Student flats are so small I wonder if it’s all some kind of elaborate joke. There’s one narrow single bed – as you know, students are famously celibate for religious reasons – a tiny en-suite shower room, a desk, and well, that’s it. What about storing books, linen, clothes, and other general stuff?
Some private landlords are heroes, but the worst examples treat students with outright disdain. Most scholars are young and excited to be living independently for the first time. They are optimistic and accept the shabby state of the property, although a broken heater in September seems more important when December comes.
Some houses are so bad you’d think the Young Ones was a documentary. Owners rent out hovels, knowing they won’t make get as much money, but won’t have to do any repairs. They don’t reckon on parents. Do not mess with articulate, protective, litigious parents. They are fierce.
Rigsby-ite owners assume they can cheat and fleece students, ignoring the Deposit Protection Scheme or docking money for minor misdemeanours. One landlord even tried to charge a back-dated retainer on a house we’d moved into in the autumn.
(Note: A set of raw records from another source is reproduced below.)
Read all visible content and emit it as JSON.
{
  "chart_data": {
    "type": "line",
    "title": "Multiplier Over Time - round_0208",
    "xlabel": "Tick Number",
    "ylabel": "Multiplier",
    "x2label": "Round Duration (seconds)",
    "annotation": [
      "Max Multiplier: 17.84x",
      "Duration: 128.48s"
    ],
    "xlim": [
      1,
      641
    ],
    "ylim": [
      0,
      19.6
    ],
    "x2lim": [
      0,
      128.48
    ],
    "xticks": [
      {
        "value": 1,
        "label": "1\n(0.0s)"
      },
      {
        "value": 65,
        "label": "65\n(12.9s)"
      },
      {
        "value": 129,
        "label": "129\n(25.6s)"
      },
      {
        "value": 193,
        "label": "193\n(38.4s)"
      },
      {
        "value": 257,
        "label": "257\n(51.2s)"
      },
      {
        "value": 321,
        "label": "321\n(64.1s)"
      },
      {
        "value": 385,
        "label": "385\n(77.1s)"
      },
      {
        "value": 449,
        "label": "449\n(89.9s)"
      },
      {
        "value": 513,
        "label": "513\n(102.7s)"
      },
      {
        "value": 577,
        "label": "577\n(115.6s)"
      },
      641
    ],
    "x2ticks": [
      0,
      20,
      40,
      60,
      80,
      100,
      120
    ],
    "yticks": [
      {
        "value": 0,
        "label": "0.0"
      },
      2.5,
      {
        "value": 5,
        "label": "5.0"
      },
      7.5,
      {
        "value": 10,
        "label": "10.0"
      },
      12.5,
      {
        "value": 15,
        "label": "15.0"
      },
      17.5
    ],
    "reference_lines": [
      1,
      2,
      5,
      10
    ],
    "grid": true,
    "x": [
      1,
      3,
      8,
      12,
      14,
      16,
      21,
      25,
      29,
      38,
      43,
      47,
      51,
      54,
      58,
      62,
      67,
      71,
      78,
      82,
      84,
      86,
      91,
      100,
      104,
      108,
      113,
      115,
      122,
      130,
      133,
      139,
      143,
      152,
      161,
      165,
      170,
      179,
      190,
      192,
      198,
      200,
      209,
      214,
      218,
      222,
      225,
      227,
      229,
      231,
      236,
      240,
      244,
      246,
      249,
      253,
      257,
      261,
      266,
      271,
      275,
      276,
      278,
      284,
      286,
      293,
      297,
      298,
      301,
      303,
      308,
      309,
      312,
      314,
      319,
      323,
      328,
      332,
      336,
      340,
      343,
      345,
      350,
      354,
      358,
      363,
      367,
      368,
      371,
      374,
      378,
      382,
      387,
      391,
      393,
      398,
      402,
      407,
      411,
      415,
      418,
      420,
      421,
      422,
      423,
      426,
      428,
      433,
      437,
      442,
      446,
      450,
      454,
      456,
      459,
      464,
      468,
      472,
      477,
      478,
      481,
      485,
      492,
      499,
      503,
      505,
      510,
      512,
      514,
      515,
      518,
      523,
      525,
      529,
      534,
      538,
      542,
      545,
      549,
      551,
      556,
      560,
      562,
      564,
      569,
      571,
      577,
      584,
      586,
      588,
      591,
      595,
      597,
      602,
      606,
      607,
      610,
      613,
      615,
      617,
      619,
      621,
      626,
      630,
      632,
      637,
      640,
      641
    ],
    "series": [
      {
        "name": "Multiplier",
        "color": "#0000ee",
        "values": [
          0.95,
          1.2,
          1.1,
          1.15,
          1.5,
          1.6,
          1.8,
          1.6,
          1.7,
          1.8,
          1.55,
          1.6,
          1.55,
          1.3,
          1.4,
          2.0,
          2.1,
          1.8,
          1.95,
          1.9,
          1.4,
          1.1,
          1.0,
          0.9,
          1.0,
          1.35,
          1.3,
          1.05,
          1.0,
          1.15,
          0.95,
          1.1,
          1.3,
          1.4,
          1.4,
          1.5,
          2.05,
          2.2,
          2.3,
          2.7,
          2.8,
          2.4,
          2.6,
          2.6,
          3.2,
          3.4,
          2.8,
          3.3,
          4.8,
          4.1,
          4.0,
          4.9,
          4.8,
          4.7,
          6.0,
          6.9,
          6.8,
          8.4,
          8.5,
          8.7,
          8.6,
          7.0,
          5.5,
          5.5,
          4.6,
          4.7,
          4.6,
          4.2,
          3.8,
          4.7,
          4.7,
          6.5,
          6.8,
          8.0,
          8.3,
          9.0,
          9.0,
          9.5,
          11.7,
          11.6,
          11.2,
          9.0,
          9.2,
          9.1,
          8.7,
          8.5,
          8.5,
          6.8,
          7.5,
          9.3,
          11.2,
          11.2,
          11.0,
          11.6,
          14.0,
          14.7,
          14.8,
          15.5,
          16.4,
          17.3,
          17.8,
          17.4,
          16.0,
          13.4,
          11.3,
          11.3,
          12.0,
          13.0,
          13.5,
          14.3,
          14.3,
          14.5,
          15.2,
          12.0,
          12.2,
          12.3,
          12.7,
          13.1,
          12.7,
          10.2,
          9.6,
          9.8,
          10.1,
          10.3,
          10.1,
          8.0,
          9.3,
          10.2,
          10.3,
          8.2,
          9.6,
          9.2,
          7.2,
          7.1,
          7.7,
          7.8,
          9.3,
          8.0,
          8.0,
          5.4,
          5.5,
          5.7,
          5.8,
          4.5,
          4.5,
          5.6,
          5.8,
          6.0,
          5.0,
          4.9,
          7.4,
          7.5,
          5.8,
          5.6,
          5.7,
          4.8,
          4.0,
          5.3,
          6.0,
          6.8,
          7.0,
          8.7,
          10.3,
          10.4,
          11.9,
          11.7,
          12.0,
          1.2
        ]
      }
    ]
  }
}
Nice try.
Neighbours argue that students destroy their community, having moved for the old style houses or peace and quiet, not parties, gigs and poster sales. Students, meanwhile counter that they need to live somewhere.
It’s not their fault, but students are a beacon for crime. Criminals think they own computers, drugs, loads of lovely cash and consumer items, and landlords can put burglar alarms low down on the list of importance.
Studentland is very quite in May (exams) but noisy in June (parties!) Outside of term time, it’s a wasteland. One friend watched the value of his home tumble, and then the accompanying theft and mugging rates made the streets a no-go. He was beaten up on his own doorstep, and moved away.
Buses are so plentiful that diesel smog chokes your lungs and obstructs the view. Then come July they all migrate in herds like Wildebeest back to the depot, where they stay grazing until September. Mind you, for those no longer in the first flush of youth, it’s a compliment to be asked at the bus-stop what course you are on.
Student zones are coalmine canaries, indicating where the next up and coming area will be, usually full of large cheap family homes, unrenovated, with intact original features (and a smell of stale weed and pizzas).
One neighbourhood in Edinburgh campaigned against the transient nature of its student population, which they claimed discouraged any sense of community. The students offered to organise a street party for the grumpy neighbours, who were long past the stage of swigging BOGOF Frascati from the bottle with a fag end bobbing about, but it’s the thought that counts.